There are three genes that have been identified that may be faulty. The fault is also called a mutation. When they are faulty, they are particularly associated with breast cancer. These are the BRCA1, the BRCA2 and the TP53 gene mutations.
If you carry one or more of these mutations you have an increased risk of developing breast cancer (and certain other cancers such as ovarian cancer). Also, the cancer tends to develop at an earlier age than usual. These gene mutations are just the main ones so far identified which are related to breast cancer. There are probably others which cause a smaller increased risk which have not yet been identified.
About 1 in 20 women are likely to carry a faulty gene that gives them a higher risk than the general population of developing breast cancer. This may vary from a moderate increase in risk to a high risk. You inherit half of your genes from your mother and half of your genes from your father.
So, if you carry a faulty gene there is a 50:50 chance that you will pass it on to each child that you have. Because of these faulty genes, breast cancer does occur more often than usual in some families. This is sometimes called familial breast cancer or hereditary breast cancer.
Note: not all women with these faulty genes will develop breast cancer. It is just that the risk is increased.
Assessing your risk
As breast cancer is common, many of us will have a relative who has been diagnosed with breast cancer. This is not usually due to any of the faulty genes mentioned above but is more often by chance.
Most women with a family history of breast cancer do not have a greatly increased risk of developing breast cancer compared with the normal risk of the general population. However, some women are at greater risk than usual.
In general, your risk becomes greater:
- The more blood relatives you have who have been diagnosed with breast cancer.
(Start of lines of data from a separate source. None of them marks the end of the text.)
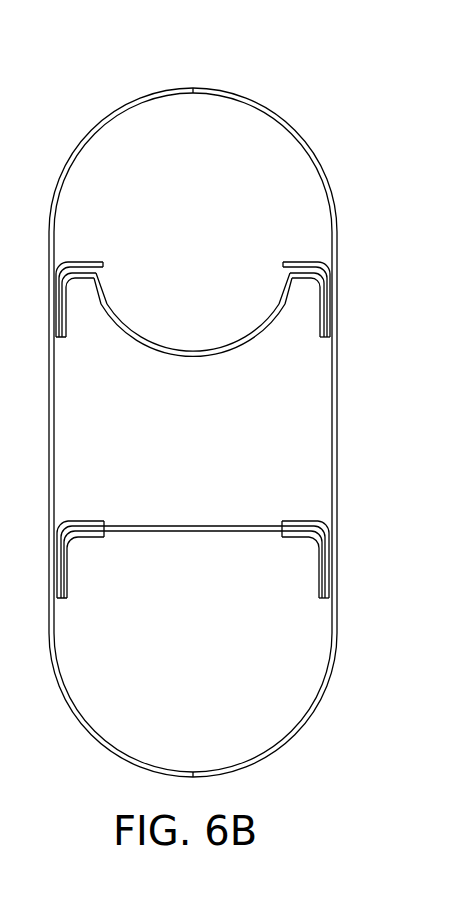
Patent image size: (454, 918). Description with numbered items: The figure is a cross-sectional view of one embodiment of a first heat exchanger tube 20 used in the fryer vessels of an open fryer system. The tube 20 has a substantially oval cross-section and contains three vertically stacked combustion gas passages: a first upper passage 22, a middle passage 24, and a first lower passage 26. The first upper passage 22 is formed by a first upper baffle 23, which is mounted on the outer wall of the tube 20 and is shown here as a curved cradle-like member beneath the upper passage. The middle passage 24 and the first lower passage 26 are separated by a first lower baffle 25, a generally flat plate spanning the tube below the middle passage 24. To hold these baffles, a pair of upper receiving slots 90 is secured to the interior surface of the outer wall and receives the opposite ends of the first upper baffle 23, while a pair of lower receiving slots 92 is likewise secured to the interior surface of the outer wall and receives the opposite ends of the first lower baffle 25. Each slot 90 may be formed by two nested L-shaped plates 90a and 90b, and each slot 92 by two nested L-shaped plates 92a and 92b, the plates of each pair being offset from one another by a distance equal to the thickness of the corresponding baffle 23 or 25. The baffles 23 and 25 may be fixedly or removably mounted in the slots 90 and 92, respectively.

The first heat exchanger tube 20 is at (270, 104).
The first upper passage 22 is at (223, 206).
The first upper baffle 23 is at (253, 338).
The middle passage 24 is at (226, 434).
The first lower baffle 25 is at (231, 526).
The first lower passage 26 is at (218, 647).
The upper receiving slot 90 is at (88, 262).
The L-shaped plate 90a is at (330, 275).
The L-shaped plate 90b is at (330, 313).
The lower receiving slot 92 is at (80, 521).
The L-shaped plate 92a is at (330, 530).
The L-shaped plate 92b is at (325, 580).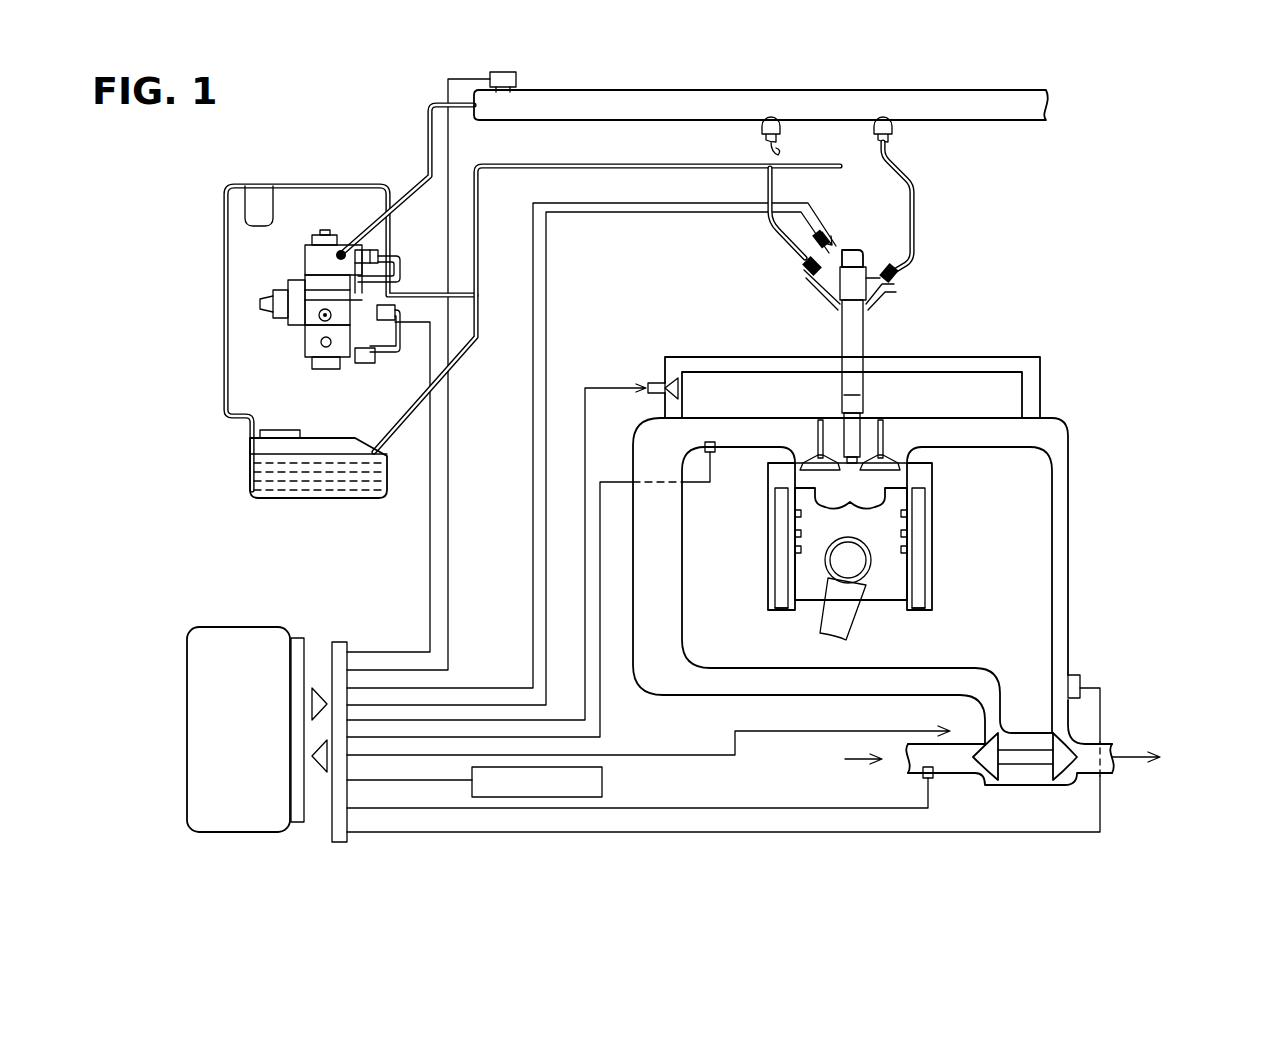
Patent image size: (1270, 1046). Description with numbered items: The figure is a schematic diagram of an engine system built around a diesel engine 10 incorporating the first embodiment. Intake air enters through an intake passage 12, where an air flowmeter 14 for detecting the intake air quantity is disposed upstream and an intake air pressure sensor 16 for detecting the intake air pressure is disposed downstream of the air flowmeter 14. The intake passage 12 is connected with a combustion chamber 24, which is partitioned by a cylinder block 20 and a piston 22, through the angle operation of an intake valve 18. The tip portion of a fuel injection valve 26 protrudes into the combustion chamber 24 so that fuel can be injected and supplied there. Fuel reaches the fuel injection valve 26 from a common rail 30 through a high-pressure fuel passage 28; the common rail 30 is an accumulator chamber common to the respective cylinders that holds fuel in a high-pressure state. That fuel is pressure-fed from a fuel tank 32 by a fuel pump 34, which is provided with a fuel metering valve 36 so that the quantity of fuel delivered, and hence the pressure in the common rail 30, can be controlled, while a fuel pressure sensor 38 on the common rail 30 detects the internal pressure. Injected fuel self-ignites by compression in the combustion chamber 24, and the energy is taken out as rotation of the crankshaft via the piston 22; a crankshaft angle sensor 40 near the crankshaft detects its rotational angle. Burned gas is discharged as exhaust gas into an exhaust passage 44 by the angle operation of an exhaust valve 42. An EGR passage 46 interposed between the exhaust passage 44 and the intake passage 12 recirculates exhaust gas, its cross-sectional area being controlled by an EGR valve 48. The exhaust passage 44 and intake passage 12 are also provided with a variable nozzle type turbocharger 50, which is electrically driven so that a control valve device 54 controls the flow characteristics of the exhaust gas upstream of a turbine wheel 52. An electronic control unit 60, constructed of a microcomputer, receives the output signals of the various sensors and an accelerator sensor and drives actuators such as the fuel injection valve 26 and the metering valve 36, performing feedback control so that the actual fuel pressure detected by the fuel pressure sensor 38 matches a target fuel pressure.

- The closer the blood relationship to you of the person with breast cancer.
- The younger your relatives were when they were first diagnosed with breast cancer, especially if they were under the age of 40.
- If a relative had breast cancer which affected both breasts.
- If a male relative developed breast cancer.
- If both breast and ovarian cancer run in the family.
- If certain other uncommon cancers have developed in family members - for example, ovarian cancer, a sarcoma when under the age of 45, a glioma, or childhood adrenal cancer.
- If you come from certain ethnic backgrounds. As an example, the Ashkenazi Jewish community has a higher incidence of genes which increase the risk.
What should I do if I am concerned?
If you are concerned about a history of breast cancer in your family you should see your GP. They will want to take a family history. Before seeing your GP, it is a good idea to try to find out who in your family has been diagnosed with breast cancer (or other cancers), at what age they were diagnosed and their exact blood relationship to you.
Your GP will wish to know any relevant details about first- and second-degree relatives (from your father's side as well as from your mother's side).
- First-degree relatives are mother, father, daughters, sons, sisters, or brothers.
- Second-degree relatives are grandparents, grandchildren, aunts, uncles, nieces, nephews, half-sisters and half-brothers.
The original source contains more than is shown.